Outra possibilidade que deve ser aproveitada são os aplicativos que promovem a outro patamar a experiência do consumidor com o provador, afinal ele não será assim tão necessário no futuro. Com os wearables e a realidade aumentada até o consumidor mais agitado, sem tempo ou paciência para experimentar uma peça de roupa, por exemplo, provavelmente vai mudar de opinião sobre a experiência, já que ela será rápida e virtual.

A conveniência, aliás, será fundamental no futuro, já que ela será parte da experiência de compra.
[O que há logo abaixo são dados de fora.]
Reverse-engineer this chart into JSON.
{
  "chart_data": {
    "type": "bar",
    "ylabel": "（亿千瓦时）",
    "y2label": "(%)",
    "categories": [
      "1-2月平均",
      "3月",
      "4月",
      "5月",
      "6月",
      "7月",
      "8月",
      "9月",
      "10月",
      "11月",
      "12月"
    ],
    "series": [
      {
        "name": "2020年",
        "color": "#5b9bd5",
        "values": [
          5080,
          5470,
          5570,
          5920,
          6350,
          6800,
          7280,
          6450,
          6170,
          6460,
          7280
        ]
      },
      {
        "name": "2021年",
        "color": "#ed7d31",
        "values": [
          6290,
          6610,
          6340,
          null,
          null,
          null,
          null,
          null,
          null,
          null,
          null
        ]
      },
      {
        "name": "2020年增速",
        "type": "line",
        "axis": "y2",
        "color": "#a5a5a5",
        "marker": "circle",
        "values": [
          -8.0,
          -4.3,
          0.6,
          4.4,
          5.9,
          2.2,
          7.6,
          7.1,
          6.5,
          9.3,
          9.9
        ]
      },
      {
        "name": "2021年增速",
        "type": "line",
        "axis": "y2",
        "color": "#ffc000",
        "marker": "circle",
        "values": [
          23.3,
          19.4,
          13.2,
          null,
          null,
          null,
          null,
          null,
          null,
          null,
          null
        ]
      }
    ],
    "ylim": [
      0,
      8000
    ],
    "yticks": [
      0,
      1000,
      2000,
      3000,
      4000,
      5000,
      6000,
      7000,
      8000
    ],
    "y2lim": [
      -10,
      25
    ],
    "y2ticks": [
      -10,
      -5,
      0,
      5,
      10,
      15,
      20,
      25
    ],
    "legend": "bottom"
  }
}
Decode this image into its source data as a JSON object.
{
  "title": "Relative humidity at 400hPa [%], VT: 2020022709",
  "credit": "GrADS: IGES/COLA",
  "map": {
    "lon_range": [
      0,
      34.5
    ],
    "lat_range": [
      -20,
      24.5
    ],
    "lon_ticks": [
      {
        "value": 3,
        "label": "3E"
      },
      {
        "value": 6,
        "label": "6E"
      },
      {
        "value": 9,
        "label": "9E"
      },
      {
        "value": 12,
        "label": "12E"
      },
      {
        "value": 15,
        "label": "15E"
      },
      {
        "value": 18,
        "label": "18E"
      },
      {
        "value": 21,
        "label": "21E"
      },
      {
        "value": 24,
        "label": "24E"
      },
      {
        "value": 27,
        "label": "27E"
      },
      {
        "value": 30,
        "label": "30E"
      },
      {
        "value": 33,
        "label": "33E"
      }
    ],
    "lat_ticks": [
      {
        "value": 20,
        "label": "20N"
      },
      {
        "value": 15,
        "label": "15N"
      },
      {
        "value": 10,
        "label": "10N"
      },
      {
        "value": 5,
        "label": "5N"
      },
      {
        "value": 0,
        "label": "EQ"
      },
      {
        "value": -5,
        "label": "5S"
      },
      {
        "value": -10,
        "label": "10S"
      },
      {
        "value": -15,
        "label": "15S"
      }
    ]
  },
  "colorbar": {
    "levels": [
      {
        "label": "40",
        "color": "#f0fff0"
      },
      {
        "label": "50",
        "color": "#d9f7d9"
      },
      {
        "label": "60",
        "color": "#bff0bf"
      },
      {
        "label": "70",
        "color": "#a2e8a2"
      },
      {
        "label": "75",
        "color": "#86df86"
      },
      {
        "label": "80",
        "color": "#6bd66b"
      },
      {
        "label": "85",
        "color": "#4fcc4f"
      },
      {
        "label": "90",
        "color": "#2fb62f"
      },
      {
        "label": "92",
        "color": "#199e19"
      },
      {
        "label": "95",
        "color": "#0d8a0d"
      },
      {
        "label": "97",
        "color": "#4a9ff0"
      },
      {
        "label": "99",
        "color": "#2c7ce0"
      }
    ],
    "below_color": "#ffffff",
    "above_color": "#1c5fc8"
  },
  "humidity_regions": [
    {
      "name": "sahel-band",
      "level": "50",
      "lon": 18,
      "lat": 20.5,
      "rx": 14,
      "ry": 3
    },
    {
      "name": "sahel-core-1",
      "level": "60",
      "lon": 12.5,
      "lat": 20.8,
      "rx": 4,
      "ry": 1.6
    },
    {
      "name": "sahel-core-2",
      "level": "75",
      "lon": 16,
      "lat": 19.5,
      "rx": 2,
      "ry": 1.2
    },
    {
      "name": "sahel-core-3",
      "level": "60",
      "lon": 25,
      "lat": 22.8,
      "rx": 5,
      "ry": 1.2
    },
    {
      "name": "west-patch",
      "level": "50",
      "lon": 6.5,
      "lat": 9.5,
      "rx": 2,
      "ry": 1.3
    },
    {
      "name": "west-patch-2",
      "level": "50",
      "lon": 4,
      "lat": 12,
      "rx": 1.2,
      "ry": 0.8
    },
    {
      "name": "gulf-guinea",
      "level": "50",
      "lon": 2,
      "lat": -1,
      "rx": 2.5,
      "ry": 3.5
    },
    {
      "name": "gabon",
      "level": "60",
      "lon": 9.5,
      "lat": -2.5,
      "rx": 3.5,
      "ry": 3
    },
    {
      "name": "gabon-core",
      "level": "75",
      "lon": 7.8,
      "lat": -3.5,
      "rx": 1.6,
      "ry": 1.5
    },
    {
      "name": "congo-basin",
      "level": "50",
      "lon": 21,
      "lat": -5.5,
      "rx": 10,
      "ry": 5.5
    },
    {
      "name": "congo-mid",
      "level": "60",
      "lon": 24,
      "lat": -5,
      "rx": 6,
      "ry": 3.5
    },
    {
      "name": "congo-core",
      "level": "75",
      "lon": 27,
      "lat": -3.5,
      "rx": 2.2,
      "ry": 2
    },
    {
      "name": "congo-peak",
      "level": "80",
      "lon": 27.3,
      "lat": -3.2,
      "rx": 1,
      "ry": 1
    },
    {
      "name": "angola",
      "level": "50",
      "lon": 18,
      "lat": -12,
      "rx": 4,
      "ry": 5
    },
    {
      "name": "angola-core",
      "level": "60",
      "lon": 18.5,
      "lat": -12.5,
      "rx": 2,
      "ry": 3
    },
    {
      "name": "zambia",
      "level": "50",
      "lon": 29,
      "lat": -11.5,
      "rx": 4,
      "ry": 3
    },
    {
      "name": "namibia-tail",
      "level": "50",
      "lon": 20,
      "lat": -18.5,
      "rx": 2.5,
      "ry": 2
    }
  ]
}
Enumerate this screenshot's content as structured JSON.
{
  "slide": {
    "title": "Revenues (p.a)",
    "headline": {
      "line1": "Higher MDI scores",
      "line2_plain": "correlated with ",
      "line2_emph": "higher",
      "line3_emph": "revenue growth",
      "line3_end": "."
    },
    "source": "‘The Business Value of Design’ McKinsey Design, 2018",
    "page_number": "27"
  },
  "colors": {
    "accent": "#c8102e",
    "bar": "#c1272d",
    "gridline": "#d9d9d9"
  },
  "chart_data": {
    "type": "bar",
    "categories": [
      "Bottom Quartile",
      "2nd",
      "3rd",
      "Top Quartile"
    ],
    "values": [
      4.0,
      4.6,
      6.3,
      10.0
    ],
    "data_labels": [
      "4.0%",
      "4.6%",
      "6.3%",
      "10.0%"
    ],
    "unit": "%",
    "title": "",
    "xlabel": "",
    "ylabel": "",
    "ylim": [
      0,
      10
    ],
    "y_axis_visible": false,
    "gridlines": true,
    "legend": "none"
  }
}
Em 2025, os consumidores estarão ainda mais ansiosos por comodidade e inovação no ambiente de compra.

Já o raciocínio sobre a cadeia de abastecimento deverá ser feito para oferecer aos clientes menor preço, agilidade, flexibilidade e outros fatores. Concorrentes, inclusive, podem trabalhar em conjunto para alcançar os resultados esperados. Assim nenhum veículo circularia com espaço subaproveitado, o que diminuiria sensivelmente os custos na operação logística e na ponta, junto ao cliente. Essa é a opinião de 46% das transportadoras e 81% dos operadores de serviços logísticos.

Com o passar dos anos e o crescimento da intimidade dos consumidores com a internet, será possível ter acesso a mais dados dos clientes e assim ofertar mais personalização e facilidade para o público-alvo, fundamental na briga por engajamento e fidelidade.

Atualmente, a concorrência está a um clique de distância. Potencializar e ampliar o uso das lojas físicas e ainda dar mais possibilidades online faz parte do caminho de quem quer se manter competitivo por mais tempo. É tempo de inovar.